When your own country lets your entire family down like this, for years, to the point of torture, it becomes like a twilight zone where nothing seems real anymore. And it got all the way to impossible and I see my parents coming in with evidence of torture and I'm still tortured but at least 2 or 3 times today, I snapped out of it.
I wasn't mad, saying, "This has to stop!" or crying and realizing things. I just snapped to my senses and thought, "They can't do this."
It is illegal to take a child from a mother that the government knows has been tortured.
It's not my problem. It's their problem.
They've been doing this for so long, and such incredible gross crimes even, that I was alternating between anger and sadness and shock but feeling like, "I can't believe it. My own parents have proof on their faces and no one is helping them?" No, they broke their hands instead of helping them.

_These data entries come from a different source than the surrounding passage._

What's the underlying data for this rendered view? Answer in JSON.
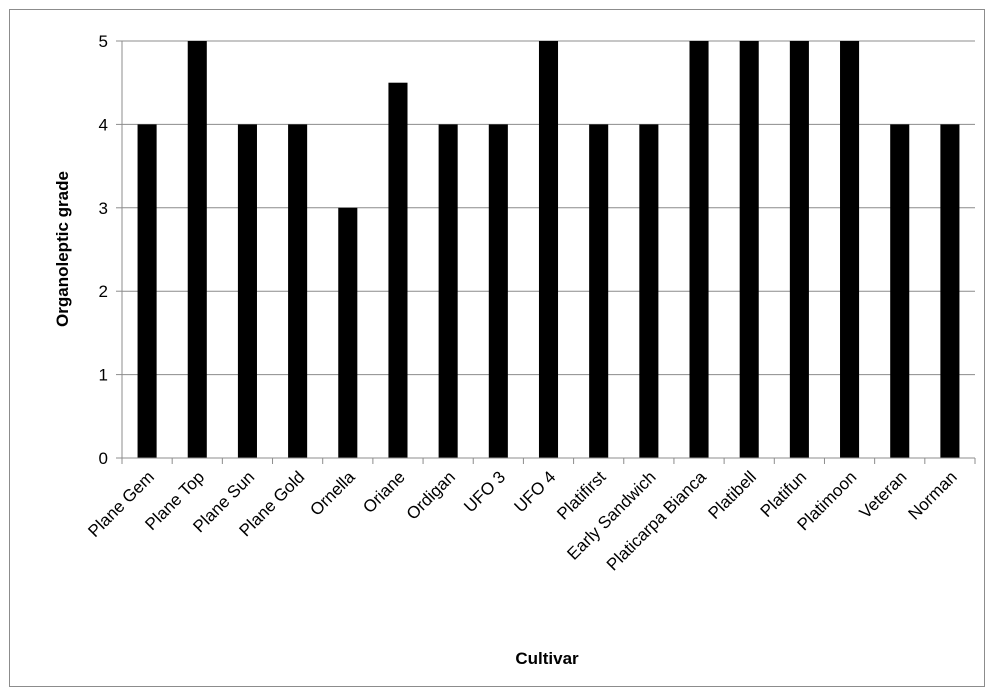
{
  "chart_data": {
    "type": "bar",
    "title": "",
    "xlabel": "Cultivar",
    "ylabel": "Organoleptic grade",
    "categories": [
      "Plane Gem",
      "Plane Top",
      "Plane Sun",
      "Plane Gold",
      "Ornella",
      "Oriane",
      "Ordigan",
      "UFO 3",
      "UFO 4",
      "Platifirst",
      "Early Sandwich",
      "Platicarpa Bianca",
      "Platibell",
      "Platifun",
      "Platimoon",
      "Veteran",
      "Norman"
    ],
    "values": [
      4,
      5,
      4,
      4,
      3,
      4.5,
      4,
      4,
      5,
      4,
      4,
      5,
      5,
      5,
      5,
      4,
      4
    ],
    "ylim": [
      0,
      5
    ],
    "yticks": [
      "0",
      "1",
      "2",
      "3",
      "4",
      "5"
    ],
    "grid": true,
    "legend": "none",
    "bar_color": "#000000",
    "grid_color": "#8c8c8c"
  }
}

It is the most unbelievable, shocking story and it's true. We stand here feeling helpless and I see what is done by organizations that are under government sponsorship, and I see evidence disappearing from records, and we all feel the torture and have things happening and I'm the only one talking about it...but for a few moments, a couple of times today I just thought,
"Part of their point, is to have us think it's impossible. They want us to forget and give up. They don't want us to remember what our rights are anymore." They didn't drop torture on me, at least, overnight. It was a very slow progression. It wasn't like one minute we are fine and the next minute, wham, the U.S. military is whacking us. Or, the FBI is hiring spies to take us out and distract us from litigation or pursuing our dreams and then beating us. It was a slow progression of them testing to see how much they could do, and how far they could take things. Once they made a few tests, they set out other framework. I don't think the entire thing was a strategy from start to finish. I don't think someone sat down and said, "This is the blueprint and how we're going to map it out from start to finish, and it starts here, and they end up here..." I think there was definitely some of that going on, but it took a lot more money than careful planning. My feeling is that investments were made and because the task was so incredibly difficult, no amount of money was spared. It wasn't a poor man's game. It was a very rich group's game on a good family name.
So no, I don't accept this is how it is. I don't care if my parents come home looking beat up and with evidence to prove it; I don't care that local police are involved; I don't care that my mother's coworkers and friends try to poison her; I don't care that they bring people into town to make everything look big; I don't care how many people they buy off; I don't care how many people choose to sell out; I don't care that we are tortured and can't prove it with documentation of what kind of military technology it is...I don't care that people have tried to freeze off all our assets and income; I don't care they lied about me and tried to put me in a nuthouse and wrongly medicated me; I don't care they are trying to break my family and make my own parents look nutty "just in case"...I really don't care.
Because it doesn't matter what the slippery slope is or has been, hate crime is hate crime. So I really don't care if the Koch firm and Wasson were in on corruption and protecting the state and those who have not cared if a child suffers. They are in it for the money and they've been paid. You don't think Hollywood, Warren Buffett, Bill Gates, and the "quiet rich" in New York and on the East Coast have money to spare? or that Billy Grahams' business is completely infiltrated with non-christians? or that drug money spent for habits of Judges even on the Supreme Court and big offices of government has anything to do with this?
They feared my family because my parents are great looking, incredibly gifted and talented, and psychic.